Und ich fand ihn einfach Super.. Schau mir immer mal wieder ''sharkmen'' (ein Hai Sendung auf NatGeo Wild) an. Da gehts um eine Crew die in den Meeren Weiße Haie fängt, markiert und wieder frei lässt. Dort war Paul Teil der Crew. Das was mir so gefallen hat war einfach, das Paul nie einen auf dicke Hose gemacht hat. Im gegenteil, er verhielt sich immer im Hintergrund, hat die ''dreckarbeit'' gemacht und den anderen Jungs geholfen. Er hat nie groß geredet oder zur Kamera etwas gesagt, er war einfach Teil der Crew und wenn man ihn nicht kannte (wie ich) hätte man nicht gewusst das er ein Erfolgreicher Schauspieler ist. 
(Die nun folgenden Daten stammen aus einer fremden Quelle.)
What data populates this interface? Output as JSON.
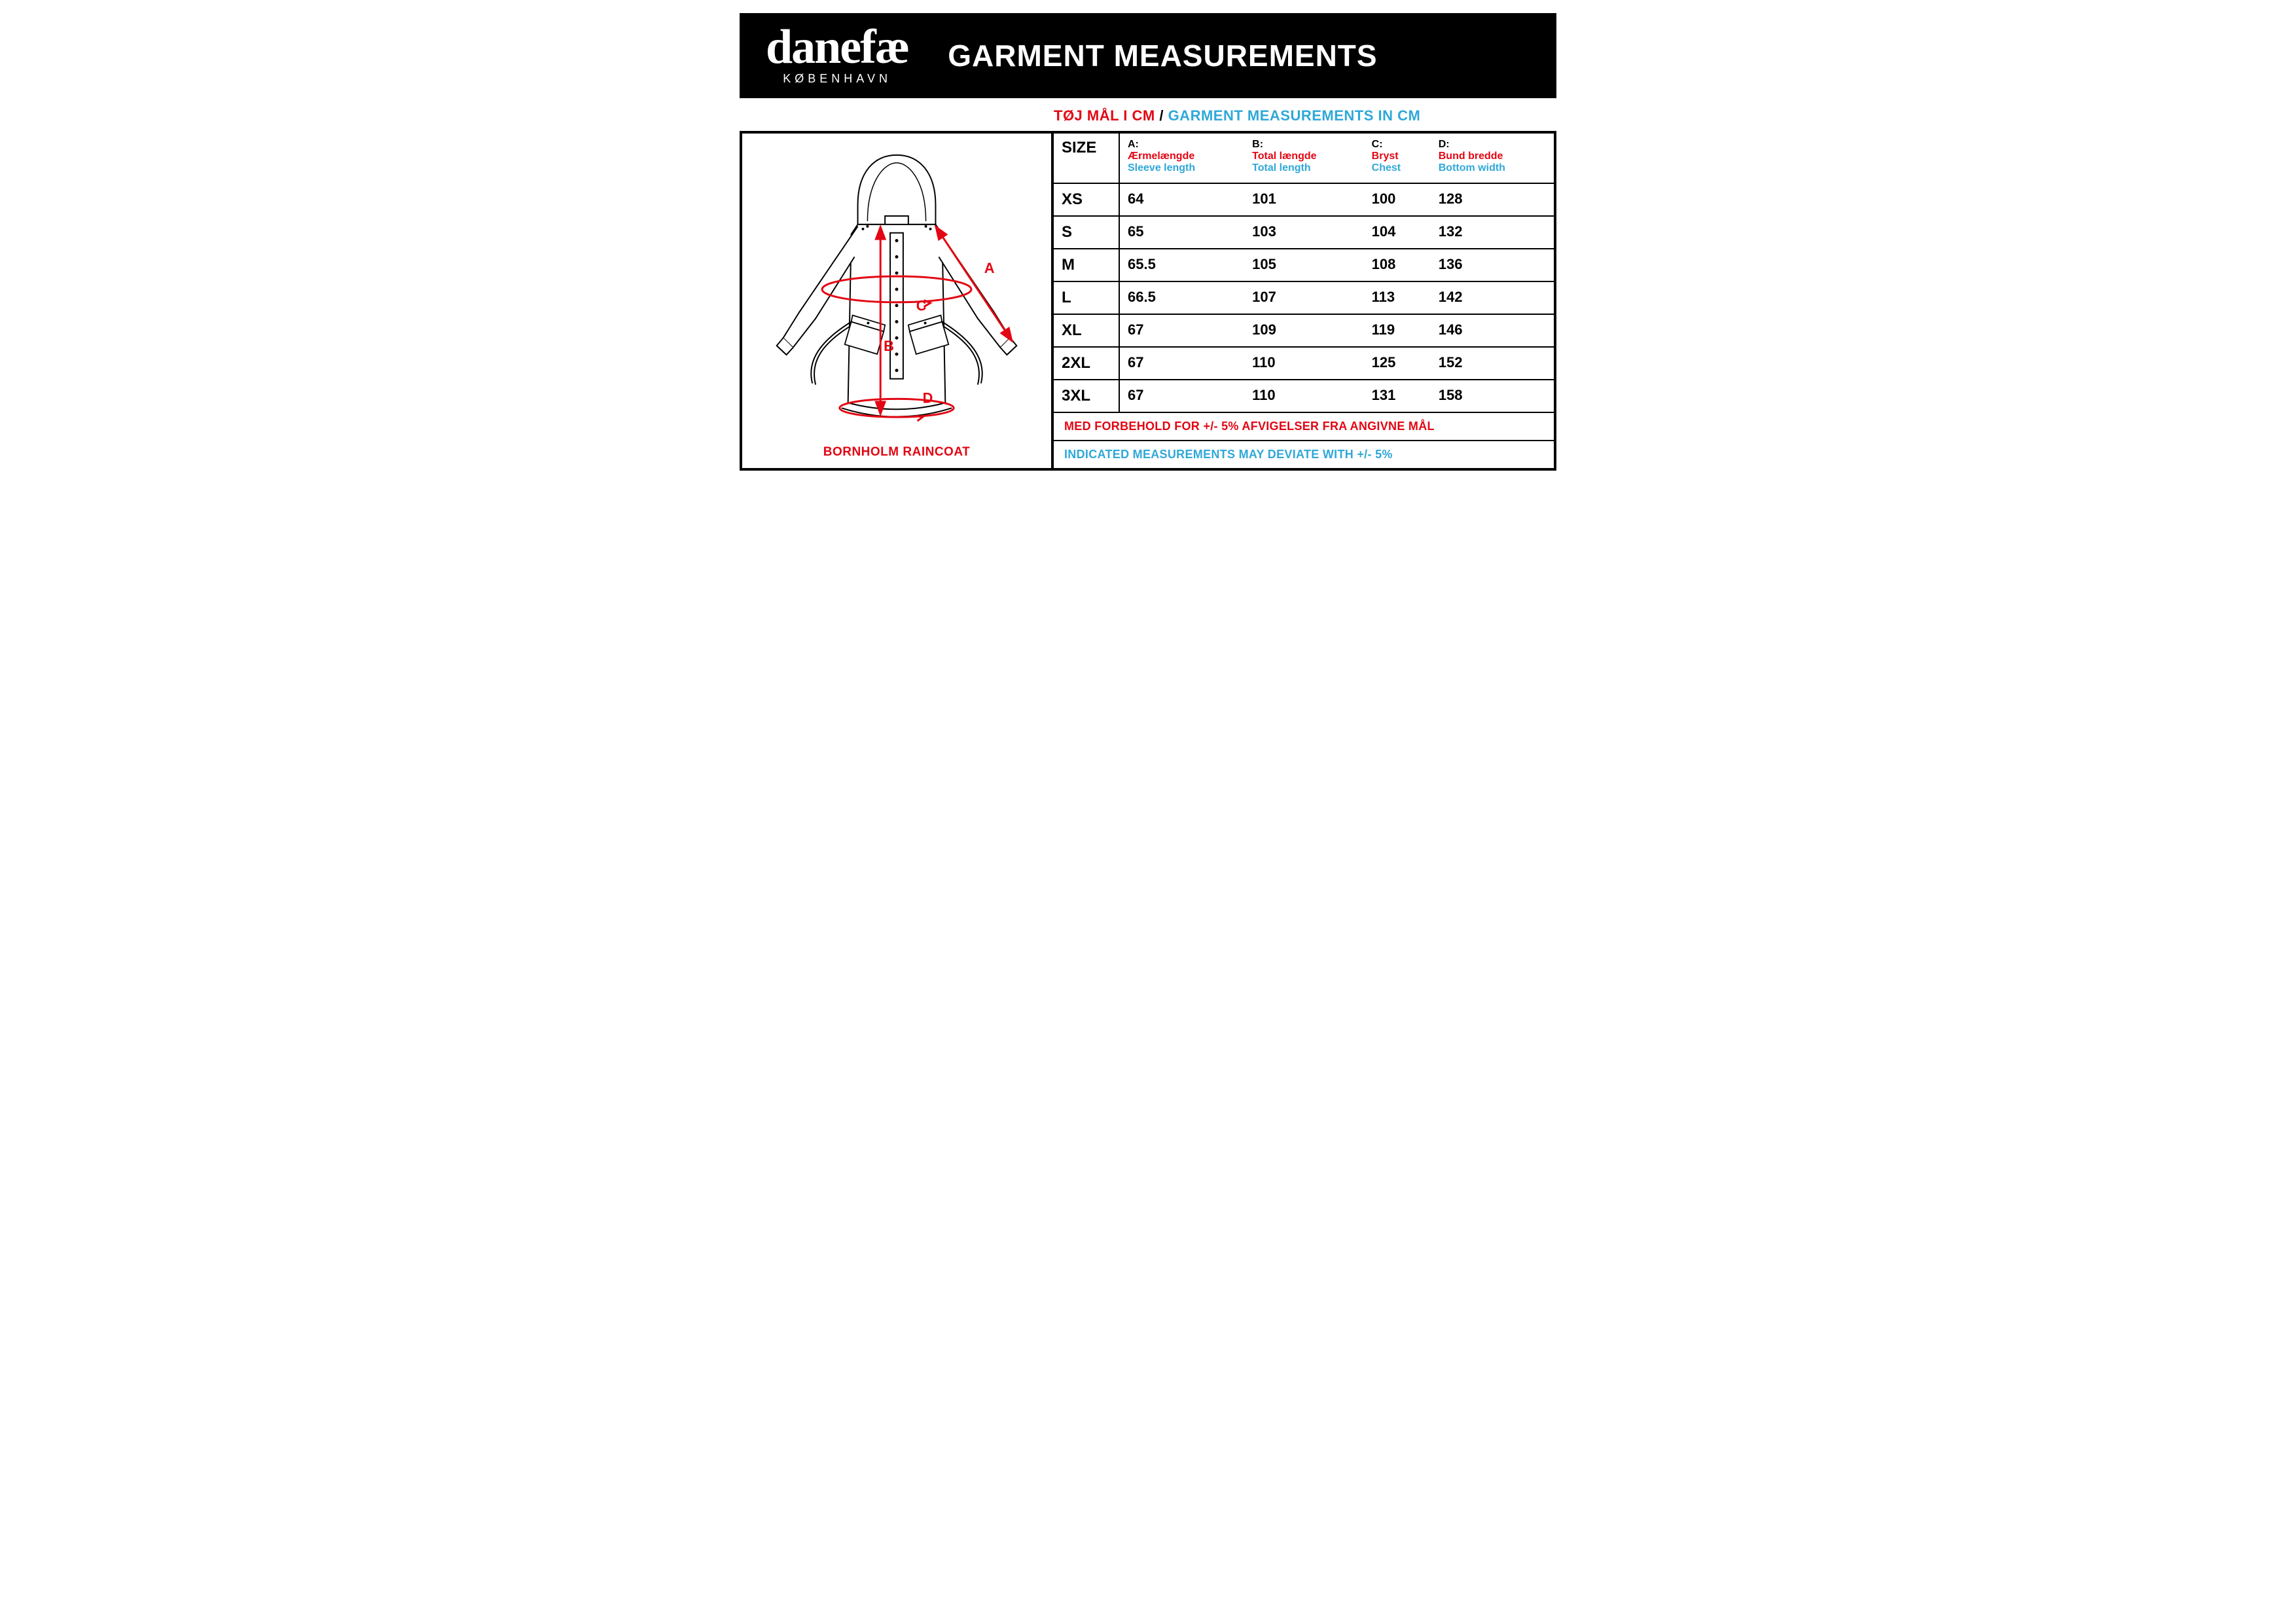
{
  "header": {
    "logo_text": "danefæ",
    "logo_subtext": "KØBENHAVN",
    "title": "GARMENT MEASUREMENTS"
  },
  "subtitle": {
    "dk": "TØJ MÅL I CM",
    "sep": " / ",
    "en": "GARMENT MEASUREMENTS IN CM"
  },
  "diagram": {
    "caption": "BORNHOLM RAINCOAT",
    "labels": {
      "A": "A",
      "B": "B",
      "C": "C",
      "D": "D"
    },
    "colors": {
      "outline": "#000000",
      "arrows": "#e30613",
      "label": "#e30613"
    }
  },
  "table": {
    "columns": [
      {
        "key": "size",
        "label": "SIZE"
      },
      {
        "key": "A",
        "code": "A:",
        "dk": "Ærmelængde",
        "en": "Sleeve length"
      },
      {
        "key": "B",
        "code": "B:",
        "dk": "Total længde",
        "en": "Total length"
      },
      {
        "key": "C",
        "code": "C:",
        "dk": "Bryst",
        "en": "Chest"
      },
      {
        "key": "D",
        "code": "D:",
        "dk": "Bund bredde",
        "en": "Bottom width"
      }
    ],
    "rows": [
      {
        "size": "XS",
        "A": "64",
        "B": "101",
        "C": "100",
        "D": "128"
      },
      {
        "size": "S",
        "A": "65",
        "B": "103",
        "C": "104",
        "D": "132"
      },
      {
        "size": "M",
        "A": "65.5",
        "B": "105",
        "C": "108",
        "D": "136"
      },
      {
        "size": "L",
        "A": "66.5",
        "B": "107",
        "C": "113",
        "D": "142"
      },
      {
        "size": "XL",
        "A": "67",
        "B": "109",
        "C": "119",
        "D": "146"
      },
      {
        "size": "2XL",
        "A": "67",
        "B": "110",
        "C": "125",
        "D": "152"
      },
      {
        "size": "3XL",
        "A": "67",
        "B": "110",
        "C": "131",
        "D": "158"
      }
    ]
  },
  "notes": {
    "dk": "MED FORBEHOLD FOR +/- 5% AFVIGELSER FRA ANGIVNE MÅL",
    "en": "INDICATED MEASUREMENTS MAY DEVIATE WITH +/- 5%"
  },
  "style": {
    "red": "#e30613",
    "cyan": "#2fa8d8",
    "black": "#000000",
    "bg": "#ffffff"
  }
}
Ich weiß es steben alle paar sekunden genug Menschen, aber Paul Walkers tot hat mich echt getroffen. Wie schon oben jemand erwähnt hat er hatte außer der Fast & Furious Reihe noch nen paar Klasse Filme (Joyride, Running Scared, Antarctica) und hoffe seine Tochter packt das alles und er ruht in Frieden.


----------



## WhiteGal (8 Dez. 2013)

RIP babe


----------



## werbi (10 Dez. 2013)

Das ist sehr traurig mit dem Tod von Paul Walker. Danke für deine tollen Filme.


----------



## PaulWalker.de (17 Dez. 2013)

Konnte es selbst nicht fassen, als ich es an dem Tag erfahren habe ... Da ist eine Welt zusammengebrochen ...


----------



## defjam (17 Dez. 2013)

R.I.P. only the good die young!


----------



## pool21 (14 Jan. 2014)

R.I.P. Paul Walker


----------



## Punisher (18 Mai 2014)

r.i.p.




.


----------



## Punisher (18 Mai 2014)

r.i.p.




.


----------



## Lupin (19 Mai 2014)

Geschichte ...wiederholt sich doch....James Dean.....Steve Mc Queen.....Paul Walker....Schade!!!


----------



## Mara.R (25 Juli 2014)

Unfassbar gewesen.


----------



## Balkan (23 Dez. 2014)

Schade war ein cooler Schauspieler.


----------